Rakyat berharap dengan adanya silaturahmi antara presiden terpilih dengan pimpinan partai politik dari KMP yang sudah diperlihatkan Abu Rizal Bakri dan Prabowo Subiakto, maka isu adanya penjegalan pelantikan Jokowi-JK merupakan isu basi yang kemungkinan sengaja dihembuskan oleh kelompok kepentingan yang justru menginginkan negeri tersus menerus dilanda perpecahan. Kini seluruh masyarakat bisa menantikan bahwa pelantikan Jokowi-JK akan berjalan mulus.

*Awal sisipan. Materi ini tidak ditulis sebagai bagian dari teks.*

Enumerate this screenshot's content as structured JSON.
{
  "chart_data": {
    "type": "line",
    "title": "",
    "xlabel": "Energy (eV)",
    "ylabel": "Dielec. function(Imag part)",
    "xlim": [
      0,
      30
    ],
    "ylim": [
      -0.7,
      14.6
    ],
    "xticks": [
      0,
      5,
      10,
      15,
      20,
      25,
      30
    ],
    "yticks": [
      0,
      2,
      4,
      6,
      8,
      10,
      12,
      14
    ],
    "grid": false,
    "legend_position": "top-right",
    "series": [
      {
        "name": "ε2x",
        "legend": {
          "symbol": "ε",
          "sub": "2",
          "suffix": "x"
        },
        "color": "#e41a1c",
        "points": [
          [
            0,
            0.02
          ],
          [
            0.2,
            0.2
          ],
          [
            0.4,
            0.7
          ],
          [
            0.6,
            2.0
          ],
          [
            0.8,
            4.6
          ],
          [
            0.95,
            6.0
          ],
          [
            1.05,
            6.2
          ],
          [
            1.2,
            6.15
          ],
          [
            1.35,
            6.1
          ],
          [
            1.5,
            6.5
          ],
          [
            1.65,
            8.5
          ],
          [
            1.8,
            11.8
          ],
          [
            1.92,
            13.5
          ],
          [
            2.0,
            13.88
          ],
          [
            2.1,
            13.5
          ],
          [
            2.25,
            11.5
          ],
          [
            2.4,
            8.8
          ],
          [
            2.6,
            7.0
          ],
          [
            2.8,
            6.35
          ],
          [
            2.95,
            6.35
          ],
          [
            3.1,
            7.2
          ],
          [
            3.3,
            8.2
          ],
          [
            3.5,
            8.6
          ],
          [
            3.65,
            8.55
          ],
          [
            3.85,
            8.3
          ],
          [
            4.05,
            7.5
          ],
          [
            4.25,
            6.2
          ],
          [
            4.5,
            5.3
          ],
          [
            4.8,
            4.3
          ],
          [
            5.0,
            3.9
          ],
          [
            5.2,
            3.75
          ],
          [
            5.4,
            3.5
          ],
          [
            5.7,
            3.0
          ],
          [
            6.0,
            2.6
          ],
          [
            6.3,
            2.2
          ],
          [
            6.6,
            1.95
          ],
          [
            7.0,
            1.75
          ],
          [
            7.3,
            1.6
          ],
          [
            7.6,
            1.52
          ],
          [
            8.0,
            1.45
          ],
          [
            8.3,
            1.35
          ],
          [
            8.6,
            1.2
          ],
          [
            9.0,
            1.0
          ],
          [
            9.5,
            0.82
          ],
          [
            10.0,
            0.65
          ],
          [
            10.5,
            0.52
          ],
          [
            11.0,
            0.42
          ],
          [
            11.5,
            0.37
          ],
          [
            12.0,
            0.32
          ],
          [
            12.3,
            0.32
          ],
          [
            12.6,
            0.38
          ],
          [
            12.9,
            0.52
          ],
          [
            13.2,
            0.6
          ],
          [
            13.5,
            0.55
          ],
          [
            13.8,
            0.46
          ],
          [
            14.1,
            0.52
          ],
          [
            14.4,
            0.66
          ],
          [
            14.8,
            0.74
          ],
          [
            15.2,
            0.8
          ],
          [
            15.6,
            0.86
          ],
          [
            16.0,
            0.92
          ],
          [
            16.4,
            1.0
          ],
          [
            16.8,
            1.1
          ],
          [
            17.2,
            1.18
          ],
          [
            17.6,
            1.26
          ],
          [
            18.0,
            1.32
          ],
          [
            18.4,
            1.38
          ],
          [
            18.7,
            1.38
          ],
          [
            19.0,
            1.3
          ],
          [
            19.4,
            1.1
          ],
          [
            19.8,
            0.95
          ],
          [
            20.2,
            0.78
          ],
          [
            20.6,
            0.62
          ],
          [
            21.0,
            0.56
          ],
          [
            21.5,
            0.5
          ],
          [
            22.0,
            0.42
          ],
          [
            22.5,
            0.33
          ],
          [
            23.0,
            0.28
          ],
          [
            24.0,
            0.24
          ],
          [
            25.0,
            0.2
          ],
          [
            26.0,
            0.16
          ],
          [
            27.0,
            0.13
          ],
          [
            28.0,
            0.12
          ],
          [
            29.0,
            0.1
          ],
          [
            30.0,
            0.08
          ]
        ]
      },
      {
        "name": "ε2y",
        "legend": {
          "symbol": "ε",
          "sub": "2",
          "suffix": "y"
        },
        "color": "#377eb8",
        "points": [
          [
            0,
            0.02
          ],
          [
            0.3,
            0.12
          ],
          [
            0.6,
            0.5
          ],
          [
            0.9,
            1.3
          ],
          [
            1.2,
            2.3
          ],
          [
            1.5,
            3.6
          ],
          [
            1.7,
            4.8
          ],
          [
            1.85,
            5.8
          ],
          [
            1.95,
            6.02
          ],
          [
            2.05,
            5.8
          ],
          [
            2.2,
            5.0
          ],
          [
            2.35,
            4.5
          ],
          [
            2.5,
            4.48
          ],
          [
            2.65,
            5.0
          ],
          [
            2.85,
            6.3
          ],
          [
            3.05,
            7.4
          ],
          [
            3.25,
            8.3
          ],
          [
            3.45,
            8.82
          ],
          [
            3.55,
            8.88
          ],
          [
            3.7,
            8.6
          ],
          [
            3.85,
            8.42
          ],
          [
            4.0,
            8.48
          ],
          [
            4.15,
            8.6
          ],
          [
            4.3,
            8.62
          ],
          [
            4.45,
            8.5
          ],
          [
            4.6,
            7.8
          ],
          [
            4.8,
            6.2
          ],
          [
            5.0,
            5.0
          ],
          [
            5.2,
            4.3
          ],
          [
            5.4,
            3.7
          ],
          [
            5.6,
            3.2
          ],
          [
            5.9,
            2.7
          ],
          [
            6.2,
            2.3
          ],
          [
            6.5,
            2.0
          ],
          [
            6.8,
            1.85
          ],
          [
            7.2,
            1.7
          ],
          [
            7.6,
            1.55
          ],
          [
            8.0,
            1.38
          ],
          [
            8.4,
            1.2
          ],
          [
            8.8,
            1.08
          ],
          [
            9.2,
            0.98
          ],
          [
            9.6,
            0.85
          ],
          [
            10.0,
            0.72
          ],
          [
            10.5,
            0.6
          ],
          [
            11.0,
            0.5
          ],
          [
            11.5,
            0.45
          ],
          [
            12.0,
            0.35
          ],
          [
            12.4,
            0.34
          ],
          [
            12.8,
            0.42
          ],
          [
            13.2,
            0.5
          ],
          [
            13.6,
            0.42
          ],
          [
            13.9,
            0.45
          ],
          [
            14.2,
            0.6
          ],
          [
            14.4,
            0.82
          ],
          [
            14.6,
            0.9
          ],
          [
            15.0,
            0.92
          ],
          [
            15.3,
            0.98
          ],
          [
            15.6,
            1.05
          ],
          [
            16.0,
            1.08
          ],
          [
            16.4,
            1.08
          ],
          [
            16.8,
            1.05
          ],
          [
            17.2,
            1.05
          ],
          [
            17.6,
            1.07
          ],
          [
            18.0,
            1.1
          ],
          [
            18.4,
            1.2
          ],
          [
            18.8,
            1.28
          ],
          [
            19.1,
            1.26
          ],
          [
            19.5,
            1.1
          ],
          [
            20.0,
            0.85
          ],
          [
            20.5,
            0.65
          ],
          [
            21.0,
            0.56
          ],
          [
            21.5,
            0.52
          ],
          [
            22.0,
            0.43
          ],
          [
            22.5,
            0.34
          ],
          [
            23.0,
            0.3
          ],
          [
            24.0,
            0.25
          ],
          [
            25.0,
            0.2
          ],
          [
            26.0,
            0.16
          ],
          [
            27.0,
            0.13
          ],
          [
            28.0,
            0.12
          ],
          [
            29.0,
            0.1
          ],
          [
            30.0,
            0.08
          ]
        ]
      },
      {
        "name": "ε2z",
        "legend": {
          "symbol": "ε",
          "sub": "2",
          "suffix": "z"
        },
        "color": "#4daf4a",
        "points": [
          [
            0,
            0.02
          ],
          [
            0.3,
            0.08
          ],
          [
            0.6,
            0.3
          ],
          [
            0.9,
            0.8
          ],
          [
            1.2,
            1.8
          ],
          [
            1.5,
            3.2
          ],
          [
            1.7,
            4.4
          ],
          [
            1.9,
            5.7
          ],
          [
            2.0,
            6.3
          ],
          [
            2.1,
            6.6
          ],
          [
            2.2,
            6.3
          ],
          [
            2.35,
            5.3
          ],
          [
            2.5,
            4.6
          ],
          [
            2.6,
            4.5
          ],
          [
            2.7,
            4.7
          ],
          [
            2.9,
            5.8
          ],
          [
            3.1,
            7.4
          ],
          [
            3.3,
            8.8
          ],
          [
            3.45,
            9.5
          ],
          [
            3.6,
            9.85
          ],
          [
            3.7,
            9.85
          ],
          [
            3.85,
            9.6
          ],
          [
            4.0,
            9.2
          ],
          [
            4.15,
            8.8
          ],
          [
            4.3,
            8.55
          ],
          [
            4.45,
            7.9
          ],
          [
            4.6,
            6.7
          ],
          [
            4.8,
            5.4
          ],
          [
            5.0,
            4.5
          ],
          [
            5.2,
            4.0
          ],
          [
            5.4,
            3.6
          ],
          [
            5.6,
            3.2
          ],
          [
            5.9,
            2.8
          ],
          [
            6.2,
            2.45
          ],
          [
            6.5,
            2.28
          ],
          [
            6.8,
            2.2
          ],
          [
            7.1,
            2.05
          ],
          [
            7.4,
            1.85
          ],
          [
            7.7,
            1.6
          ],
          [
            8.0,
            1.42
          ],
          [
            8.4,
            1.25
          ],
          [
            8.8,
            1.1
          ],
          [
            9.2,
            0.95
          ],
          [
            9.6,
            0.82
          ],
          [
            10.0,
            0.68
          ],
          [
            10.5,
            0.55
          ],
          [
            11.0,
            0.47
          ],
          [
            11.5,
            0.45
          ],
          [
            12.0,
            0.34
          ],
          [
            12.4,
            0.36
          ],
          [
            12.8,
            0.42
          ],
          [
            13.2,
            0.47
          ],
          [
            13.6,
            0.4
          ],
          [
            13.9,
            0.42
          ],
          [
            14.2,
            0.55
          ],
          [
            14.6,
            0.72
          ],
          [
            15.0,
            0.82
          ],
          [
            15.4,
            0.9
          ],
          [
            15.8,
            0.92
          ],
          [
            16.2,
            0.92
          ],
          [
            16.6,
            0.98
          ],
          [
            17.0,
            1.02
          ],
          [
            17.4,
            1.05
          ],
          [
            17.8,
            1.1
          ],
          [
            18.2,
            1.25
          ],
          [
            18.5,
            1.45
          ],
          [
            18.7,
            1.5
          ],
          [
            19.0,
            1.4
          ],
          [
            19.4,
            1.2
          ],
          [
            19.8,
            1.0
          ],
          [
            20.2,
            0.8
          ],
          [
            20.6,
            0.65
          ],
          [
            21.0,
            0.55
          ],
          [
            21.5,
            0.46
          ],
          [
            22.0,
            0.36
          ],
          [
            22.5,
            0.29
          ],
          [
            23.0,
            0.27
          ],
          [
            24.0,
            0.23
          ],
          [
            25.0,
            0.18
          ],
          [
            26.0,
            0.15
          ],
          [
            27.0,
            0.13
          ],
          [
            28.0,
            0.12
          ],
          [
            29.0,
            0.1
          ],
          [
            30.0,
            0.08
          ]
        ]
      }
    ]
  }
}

Perlu Kompromi dan Komunikasi
Mengantisipasi terjadi dead lock dalam pembahasan Perppu Pilkada di DPR, maka usulan Ketua Umum DPP Angkatan Muda Pembaharuan Indonesia (AMPI) berupa tawaran alternatif perlu dipertimbangkan. DPP AMPI mengusulkan agar pemilihan kepala daerah tingkat I (Gubernur) dipilih melalui DPRD, sedangkan kepala daerah tingkat II Bupati dan Walikota) dipilih langsung oleh rakyat. Pemilihan Bupati dan Walikota secara langsung, karena pemerintahan daereh tingkat II yang bersentuhan langsung dengan rakyat. Usulan ini selain sebagai balance atau keseimbangan, juga agar tetap menjamin hak rakyat untuk memiliki kesempatan dalam memilih pimpinannya. Karena pada kenyataannya, kekuasaan di pemerintahan tingkat II itu lebih diharapkan bisa memberikan ruang untuk mendekatkan pemimpin dan rakyatnya.